Meski begitu, kritik muncul terkait proses pengambilan keputusan Pemerintah Indonesia untuk bergabung dengan BRICS. Menurut Pakar Politik Luar Negeri dari Universitas PadjadjaranIrman Gurmilang Lanti, kebijakan ini diputuskan tanpa adanya diskusi publik yang memadai.
“Keputusan untuk melamar keanggotaan BRICS dibuat sebelum analisis mendalam dilakukan. Ini seperti ‘kereta menarik kuda’, keputusan diumumkan sebelum perdebatan yang cukup,” kata Irman.
Irman juga menggarisbawahi bahwa Indonesia sebelumnya melamar keanggotaan OECD di bawah kepemimpinan Presiden Jokowi, tetapi belum ada kejelasan status. Tiba-tiba, di era Presiden Prabowo, Indonesia bergabung dengan BRICS.
“Jika dihadapkan pada pilihan antara BRICS dan OECD, Indonesia sebenarnya lebih cocok bergabung dengan OECD karena status ini dapat meningkatkan reputasi ekonomi Indonesia di mata dunia,” ungkapnya.
Selain itu, Irman mempertanyakan kemampuan Indonesia menghadapi kebijakan perdagangan Amerika Serikat (AS), terutama jika AS memberlakukan tarif perdagangan baru terhadap negara-negara BRICS di masa mendatang.
“Keanggotaan OECD akan menaikkan peringkat kredit kita dan memberikan kepercayaan lebih besar kepada investor bahwa uang mereka aman di Indonesia,” imbuhnya.
Dus, Irman juga mengungkapkan kekhawatirannya terhadap kondisi ekonomi global yang semakin sulit. Ia merujuk pada pelantikan Presiden AS Donald Trump pada 20 Januari 2025, yang kemungkinan besar akan membawa kebijakan tarif perdagangan yang berdampak pada negara-negara BRICS.
“Trump bakal memukul Tiongkok dengan tarif. Rusia juga dipukul dengan tarif. Nah, kita yang diasosiasikan dengan kelompok negara BRICS, apakah juga dipukul dengan tarif? Jika iya, apakah ekonomi kita cukup kuat menghadapinya?” kata Irman.
Irman menilai bahwa Indonesia, meskipun memiliki hubungan perdagangan yang baik dengan negara-negara BRICS seperti Tiongkok dan India, harus mempertimbangkan kembali manfaat keanggotaan BRICS. “Indonesia sudah bagus perdagangannya dengan Tiongkok, Rusia, Brasil, India.
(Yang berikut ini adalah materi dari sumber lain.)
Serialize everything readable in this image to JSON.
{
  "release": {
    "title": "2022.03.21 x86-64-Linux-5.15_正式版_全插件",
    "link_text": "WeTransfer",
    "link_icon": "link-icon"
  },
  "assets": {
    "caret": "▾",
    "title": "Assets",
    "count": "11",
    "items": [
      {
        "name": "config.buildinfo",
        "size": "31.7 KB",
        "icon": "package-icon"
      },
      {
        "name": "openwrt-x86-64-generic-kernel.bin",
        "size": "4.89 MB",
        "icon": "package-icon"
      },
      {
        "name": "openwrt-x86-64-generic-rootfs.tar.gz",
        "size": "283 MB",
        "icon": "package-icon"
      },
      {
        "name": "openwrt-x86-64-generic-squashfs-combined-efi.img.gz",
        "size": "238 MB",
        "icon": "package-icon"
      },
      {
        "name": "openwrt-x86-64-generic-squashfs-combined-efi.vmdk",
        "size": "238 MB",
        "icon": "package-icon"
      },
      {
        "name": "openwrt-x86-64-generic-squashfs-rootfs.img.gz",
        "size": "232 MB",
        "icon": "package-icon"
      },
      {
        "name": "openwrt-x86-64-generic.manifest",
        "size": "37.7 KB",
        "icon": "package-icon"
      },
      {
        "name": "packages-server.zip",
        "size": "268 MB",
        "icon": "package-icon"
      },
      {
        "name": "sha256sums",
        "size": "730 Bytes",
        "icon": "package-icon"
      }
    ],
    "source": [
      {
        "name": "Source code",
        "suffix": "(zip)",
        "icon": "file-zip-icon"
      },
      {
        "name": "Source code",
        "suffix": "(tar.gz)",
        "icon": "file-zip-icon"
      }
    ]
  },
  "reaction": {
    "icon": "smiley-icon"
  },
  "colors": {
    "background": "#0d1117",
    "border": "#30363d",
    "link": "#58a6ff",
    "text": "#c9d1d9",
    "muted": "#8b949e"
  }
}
Lalu, apa yang bisa kita lakukan di BRICS yang tidak bisa dilakukan di level bilateral?” tegasnya.
Di sisi lain, Dosen Hubungan Internasional Unpad Teuku Rezasyah menilai, meskipun Indonesia telah memutuskan untuk bergabung dengan BRICS, penting bagi pemerintah untuk melakukan sosialisasi yang baik terkait manfaat keanggotaan ini. “Untuk menjadi isu nasional, level tought-nya harus sama di pemerintah, lembaga negara, kementerian. Rumuskan dalam konstelasi strategis yang tepat,” tutur Reza.
Ia pun menekankan bahwa Indonesia bisa memanfaatkan posisi di BRICS untuk memperjuangkan kerja sama Selatan-Selatan atau Global South, serta berperan dalam reformasi PBB, terutama dalam isu-isu yang sering kali didominasi oleh negara-negara Barat. “Indonesia bisa ikut menentukan reformasi PBB, khususnya dalam keputusan-keputusan yang sering mendapat veto dari negara-negara Barat,” kata Reza.
Namun, Reza mengingatkan bahwa Indonesia tidak boleh terlena. “Indonesia harus belajar cepat dari apa yang sudah dilakukan oleh Tiongkok, Rusia, Brasil, dan India. Ini termasuk pertarungan budaya,” tegasnya.